Since you and I are rational people (at least, I believe, lol), we can minimize the negative consequences. However, we can’t expect from everyone - especially for a nation like ours. In that case, it becomes our fiduciary duty to make sure, we either create products or services that can minimize unintended negative direct consequences for billions of fellow members or do a bit on a personal level. Awesome!

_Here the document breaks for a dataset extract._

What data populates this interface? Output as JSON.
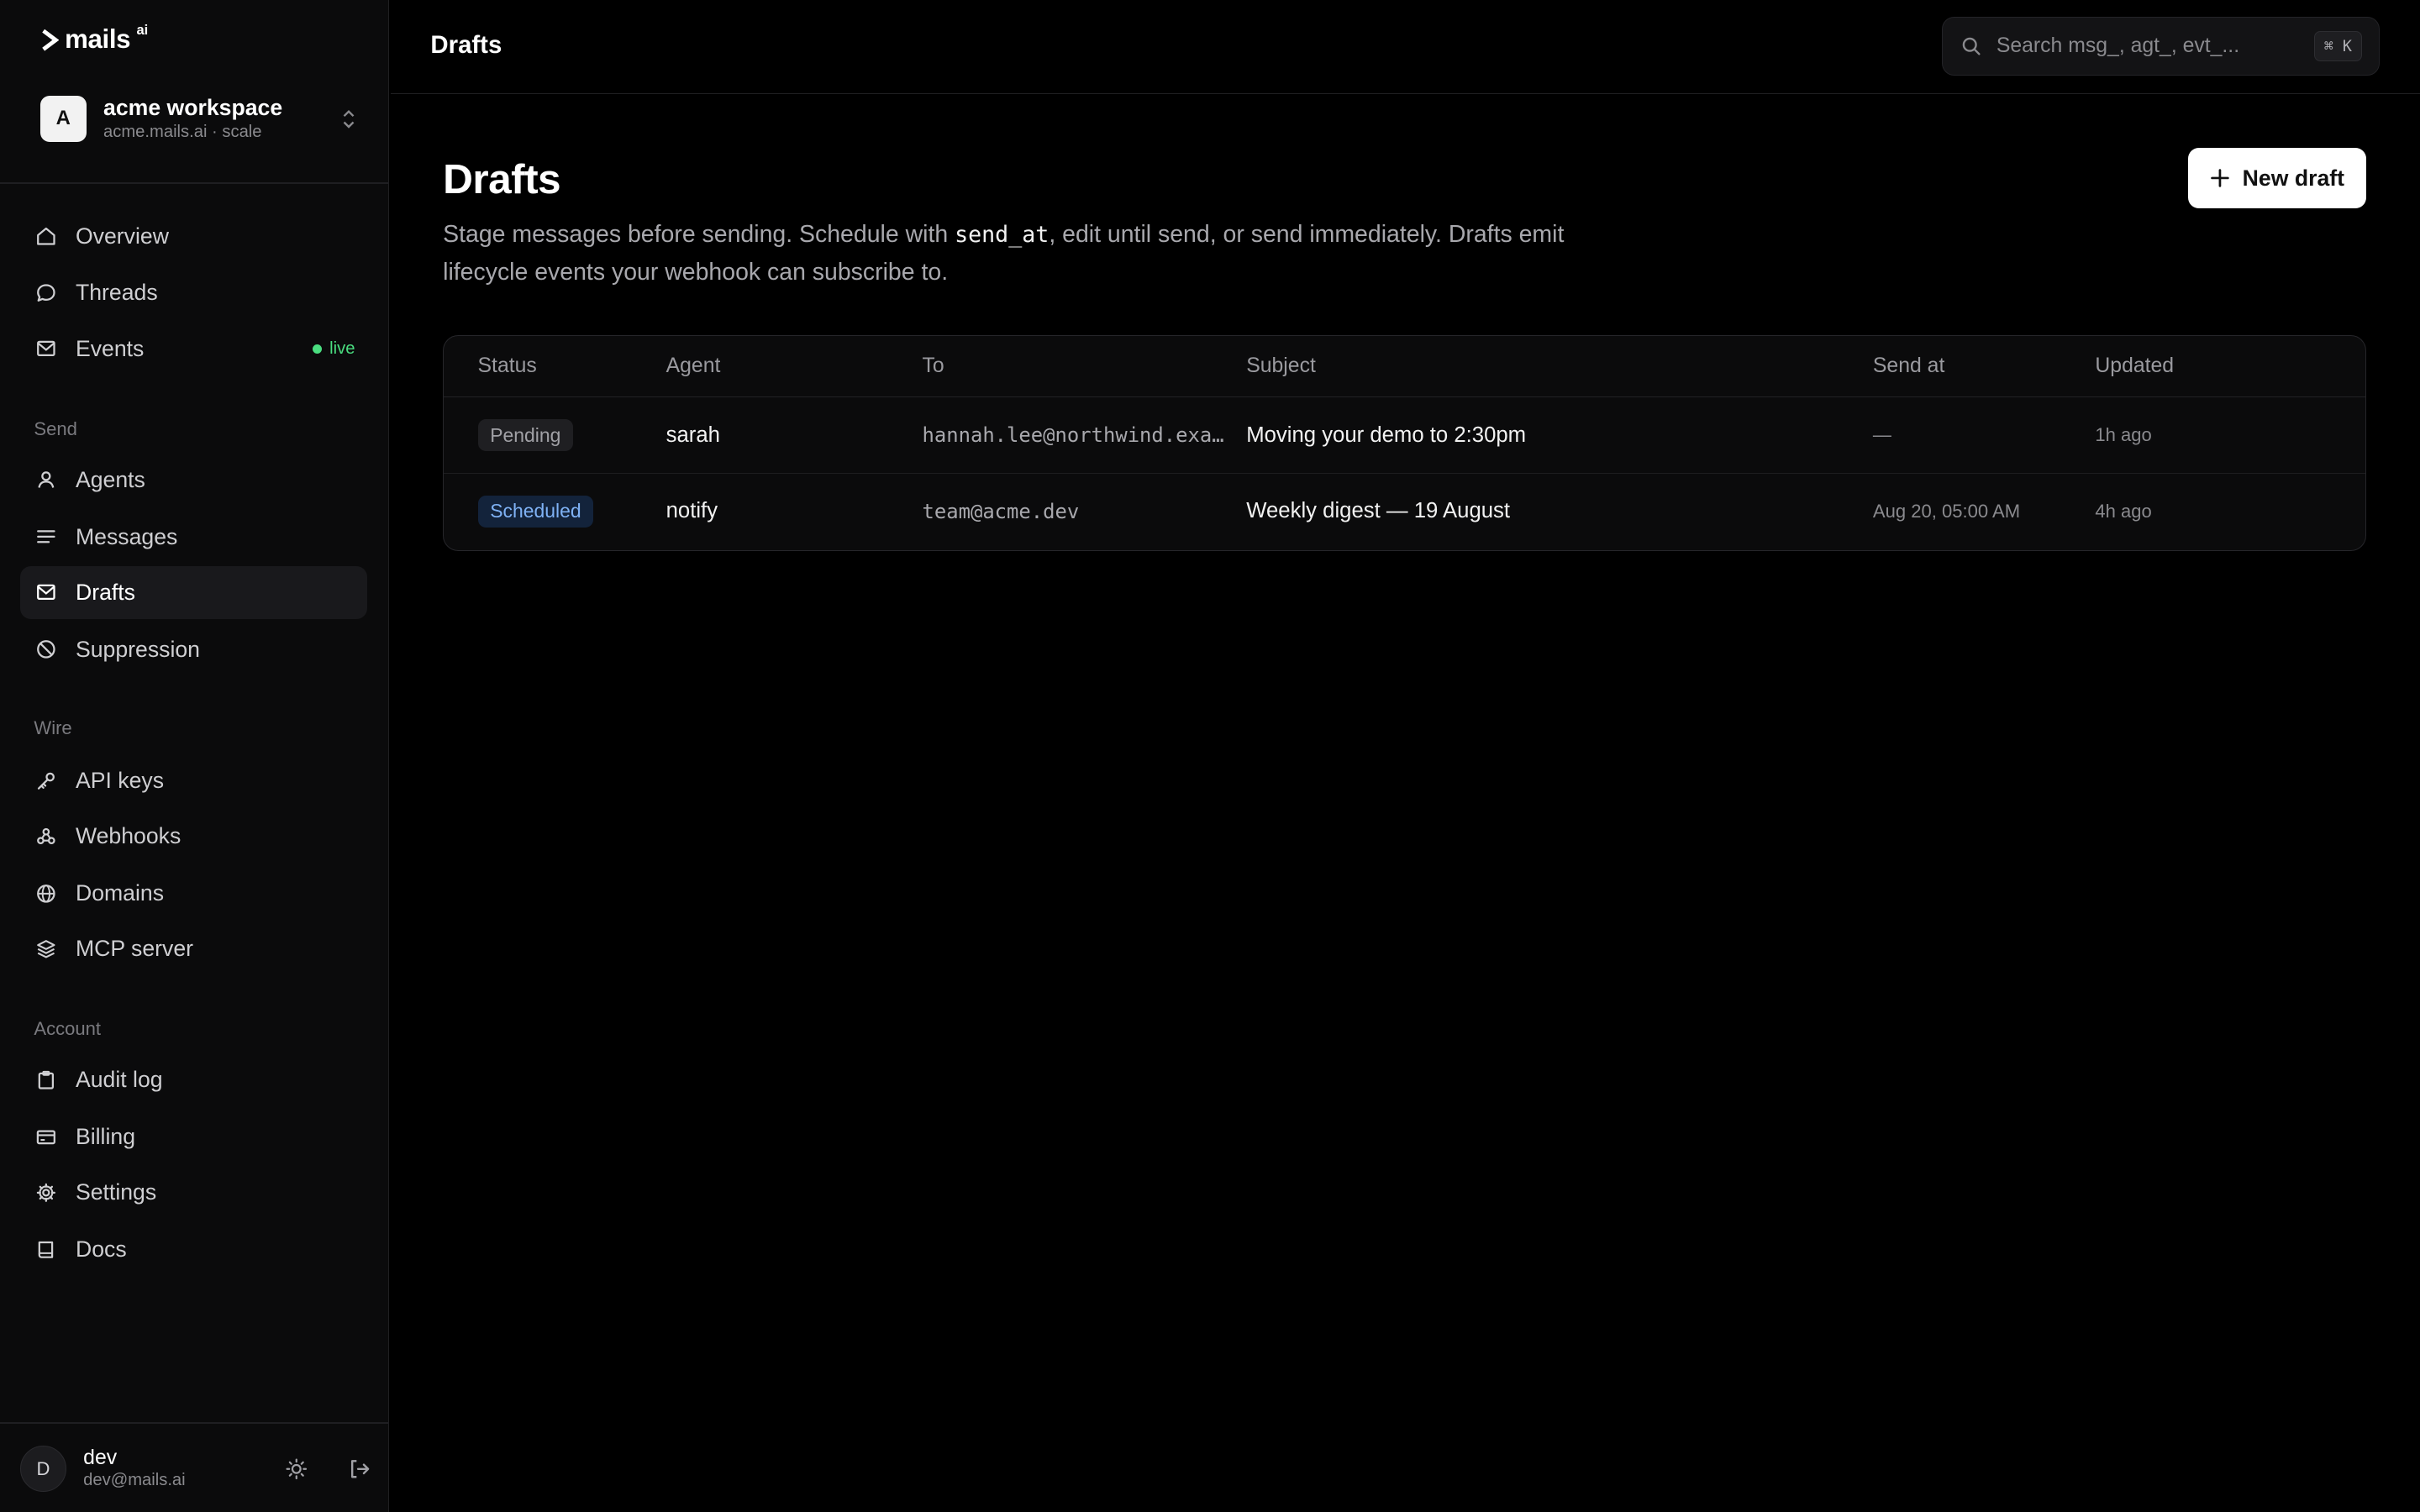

In fact, keeping this mindset has a greater impact on business use cases. Nithin (Zerodha's founder) has been emphasizing the utilization of unintended direct consequences of going public to reduce CAC and retention costs. The prime reason for going public is to raise money however, Nithin published a post on his website before Zomato's public listing and highlighted - how this can be a channel to reduce CAC and Retention Costs. This was a prime example of the unintended direct consequences of our actions. Your (I am a Swiggy customer) action of ordering through Zomato is creating unintended consequences of increasing its share price. And if you own Zomato shares - the value of your shares is increasing by you making orders through Zomato. And this creates a strong flywheel. And hence zero CAC and retention costs. I think this aspect of going public is not being considered or in better words not being leveraged. This also means that participation (number) in the capital market must increase. Not only before the listing, but Nithin has also emphasized this again on Twitter. Also, I am trying to reach Nithin and have been unsuccessful, yet - Can anyone please help me? (Universe do your magic, please).
It seems Zomato missed this, but the next set of consumer companies thinking to list could effectively leverage this.
The bottom line is: we as a society must strive to create positive unintended consequences for our actions. And aspire to propagate this mindset among every member of our society!